El Ejecutivo catalán ha dado un paso decisivo en su estrategia para desarrollar una Hacienda propia, al anunciar la creación de un comisionado específico y un consejo asesor encargado de trazar las líneas de actuación para el despliegue de este organismo. La iniciativa busca fortalecer las capacidades fiscales de la administración autonómica y avanzar hacia un modelo de mayor autonomía en la gestión de los recursos públicos.
La resolución se produce en un instante político crucial, con la meta de fortalecer una estructura fiscal que permita a la Generalitat aumentar su capacidad de recaudación, mejorar el manejo de los impuestos transferidos por el Estado y optimizar los sistemas de financiación interna. El cargo del comisionado tendrá un rango similar al de un secretario general y reportará directamente al presidente del Govern, lo que enfatiza la naturaleza estratégica de este plan en la actualidad del gobierno.
El consejo asesor, por su parte, estará compuesto por expertos en derecho tributario, finanzas públicas, economía y administración, tanto del ámbito académico como institucional. Su función será la de elaborar propuestas técnicas para la implantación progresiva de la Hacienda catalana, así como evaluar los modelos existentes en otras comunidades autónomas y regiones europeas con competencias fiscales avanzadas.
Desde el Gobierno se ha reiterado que la meta no es desarrollar una agencia que actúe de manera paralela o excluyente, sino establecer un sistema que complemente las competencias actuales de la administración catalana en asuntos fiscales. El proyecto se sitúa dentro de los límites establecidos por el Estatut d’Autonomia y el sistema de financiación autonómico vigente, aunque también busca ampliar esos límites a través de reformas legales o acuerdos con el Estado.
La puesta en marcha de este plan contempla distintas fases. En un primer momento, se trabajará en la mejora de los sistemas de información tributaria, la digitalización de procesos y la interoperabilidad con otras administraciones. Posteriormente, se avanzará en la ampliación de la base de gestión de tributos propios y cedidos, con especial énfasis en los impuestos medioambientales, sobre patrimonio y sucesiones, así como en el control de determinadas tasas.
Uno de los propósitos principales consistirá en disminuir la dependencia económica de las ayudas estatales y aumentar la capacidad de organización presupuestaria. Según lo propuesto por el Govern, esto facilitaría la elaboración de políticas públicas más acordes con las realidades socioeconómicas de Cataluña, particularmente en sectores críticos como la salud, la educación y la transición hacia energías sostenibles.
El anuncio ha generado reacciones diversas en el ámbito político. Mientras sectores que apoyan una mayor descentralización fiscal han valorado positivamente el paso dado, otros actores han expresado cautela, argumentando que podría generar duplicidades administrativas o tensiones con la Agencia Tributaria estatal. Desde el Ejecutivo se ha defendido el proyecto como una respuesta técnica y legítima a las demandas históricas de una financiación más justa.

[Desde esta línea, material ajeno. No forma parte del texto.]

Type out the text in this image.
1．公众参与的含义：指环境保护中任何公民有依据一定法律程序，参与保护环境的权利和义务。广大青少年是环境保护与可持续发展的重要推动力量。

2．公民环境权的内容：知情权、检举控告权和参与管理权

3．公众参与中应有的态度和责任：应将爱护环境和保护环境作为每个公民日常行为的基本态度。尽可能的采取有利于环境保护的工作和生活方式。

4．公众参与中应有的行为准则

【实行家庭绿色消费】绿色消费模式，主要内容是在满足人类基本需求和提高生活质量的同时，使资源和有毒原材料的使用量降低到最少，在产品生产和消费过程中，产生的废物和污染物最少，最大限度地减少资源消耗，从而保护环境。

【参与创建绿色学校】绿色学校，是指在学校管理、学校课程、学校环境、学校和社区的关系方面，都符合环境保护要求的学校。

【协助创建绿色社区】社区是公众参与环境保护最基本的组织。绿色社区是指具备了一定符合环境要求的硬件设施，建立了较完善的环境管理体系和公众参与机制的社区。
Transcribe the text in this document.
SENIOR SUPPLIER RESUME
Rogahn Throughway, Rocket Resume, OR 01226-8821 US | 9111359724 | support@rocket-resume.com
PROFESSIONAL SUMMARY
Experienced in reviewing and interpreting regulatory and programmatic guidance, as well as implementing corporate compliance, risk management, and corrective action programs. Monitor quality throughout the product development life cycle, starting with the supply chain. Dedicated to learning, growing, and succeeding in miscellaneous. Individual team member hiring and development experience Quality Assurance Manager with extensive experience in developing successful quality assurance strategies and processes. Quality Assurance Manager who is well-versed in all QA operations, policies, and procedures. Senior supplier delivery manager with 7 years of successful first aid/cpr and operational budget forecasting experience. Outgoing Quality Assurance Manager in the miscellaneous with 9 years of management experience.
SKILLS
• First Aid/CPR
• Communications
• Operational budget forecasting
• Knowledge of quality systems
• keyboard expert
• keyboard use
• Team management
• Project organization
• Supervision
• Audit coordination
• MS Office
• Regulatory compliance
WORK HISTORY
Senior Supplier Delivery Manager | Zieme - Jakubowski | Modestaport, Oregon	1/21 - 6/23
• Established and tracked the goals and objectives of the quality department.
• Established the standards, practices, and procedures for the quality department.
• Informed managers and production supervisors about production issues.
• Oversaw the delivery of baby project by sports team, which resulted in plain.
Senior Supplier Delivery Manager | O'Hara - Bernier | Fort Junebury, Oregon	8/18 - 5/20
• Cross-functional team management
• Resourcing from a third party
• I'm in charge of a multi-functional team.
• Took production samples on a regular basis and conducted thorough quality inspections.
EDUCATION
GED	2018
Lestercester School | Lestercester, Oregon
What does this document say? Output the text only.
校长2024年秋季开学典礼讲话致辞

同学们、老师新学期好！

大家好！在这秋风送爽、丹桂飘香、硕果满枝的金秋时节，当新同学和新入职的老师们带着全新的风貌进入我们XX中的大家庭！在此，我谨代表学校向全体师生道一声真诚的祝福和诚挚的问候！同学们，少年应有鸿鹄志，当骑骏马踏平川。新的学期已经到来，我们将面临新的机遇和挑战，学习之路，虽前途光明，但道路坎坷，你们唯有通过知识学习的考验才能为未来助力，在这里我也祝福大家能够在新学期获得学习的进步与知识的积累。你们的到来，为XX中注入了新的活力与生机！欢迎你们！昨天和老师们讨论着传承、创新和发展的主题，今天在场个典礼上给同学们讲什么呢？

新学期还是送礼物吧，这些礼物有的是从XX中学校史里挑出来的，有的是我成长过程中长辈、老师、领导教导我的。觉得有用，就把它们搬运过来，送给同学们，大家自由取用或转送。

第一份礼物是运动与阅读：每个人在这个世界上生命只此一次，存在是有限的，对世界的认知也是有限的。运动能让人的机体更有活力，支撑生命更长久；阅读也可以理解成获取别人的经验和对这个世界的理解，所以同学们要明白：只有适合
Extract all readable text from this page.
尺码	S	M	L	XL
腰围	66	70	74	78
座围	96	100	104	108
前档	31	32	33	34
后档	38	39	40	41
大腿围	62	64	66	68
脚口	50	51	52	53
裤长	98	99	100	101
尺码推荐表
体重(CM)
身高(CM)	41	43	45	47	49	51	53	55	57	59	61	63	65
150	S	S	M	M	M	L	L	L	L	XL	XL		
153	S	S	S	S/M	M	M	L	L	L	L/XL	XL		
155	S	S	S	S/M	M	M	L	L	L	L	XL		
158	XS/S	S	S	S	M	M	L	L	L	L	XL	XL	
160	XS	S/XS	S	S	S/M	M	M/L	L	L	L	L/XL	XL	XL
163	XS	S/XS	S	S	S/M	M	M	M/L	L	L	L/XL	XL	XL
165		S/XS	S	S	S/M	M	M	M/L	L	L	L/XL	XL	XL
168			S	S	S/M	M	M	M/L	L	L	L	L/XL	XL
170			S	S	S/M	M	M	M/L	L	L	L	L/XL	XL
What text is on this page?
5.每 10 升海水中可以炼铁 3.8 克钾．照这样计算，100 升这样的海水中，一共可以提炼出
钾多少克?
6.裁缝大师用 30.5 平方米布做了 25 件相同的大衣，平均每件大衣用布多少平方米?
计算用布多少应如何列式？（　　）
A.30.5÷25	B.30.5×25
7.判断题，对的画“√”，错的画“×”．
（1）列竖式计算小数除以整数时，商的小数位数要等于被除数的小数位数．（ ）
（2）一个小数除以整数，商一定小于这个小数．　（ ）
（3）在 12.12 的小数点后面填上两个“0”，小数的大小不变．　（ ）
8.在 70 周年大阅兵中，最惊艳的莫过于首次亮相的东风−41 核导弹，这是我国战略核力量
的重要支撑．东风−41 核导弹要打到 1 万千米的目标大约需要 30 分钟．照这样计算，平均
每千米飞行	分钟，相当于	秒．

La Generalitat ya cuenta desde hace años con la Agència Tributària de Catalunya, que gestiona determinados tributos propios y cedidos. Sin embargo, el nuevo impulso pretende dotar a la administración de herramientas adicionales para asumir funciones más amplias, desde la inspección y recaudación hasta el diseño de nuevas figuras tributarias dentro del marco legal vigente.
Los meses venideros serán fundamentales para determinar el alcance y planificar el desarrollo de la Hacienda catalana. Se espera que el comisionado entregue un informe inicial antes de que termine el año, que contenga una propuesta de implementación abarcando aspectos organizativos, legales y financieros. Al mismo tiempo, el consejo asesor comenzará una serie de consultas con diversos sectores sociales y económicos para recopilar contribuciones y recomendaciones.
Con esta propuesta, el Govern aspira a establecer una estructura fiscal particular que no solo fortalezca la autonomía financiera de Cataluña, sino que además ayude a optimizar la eficacia y la equidad del sistema impositivo en el área regional.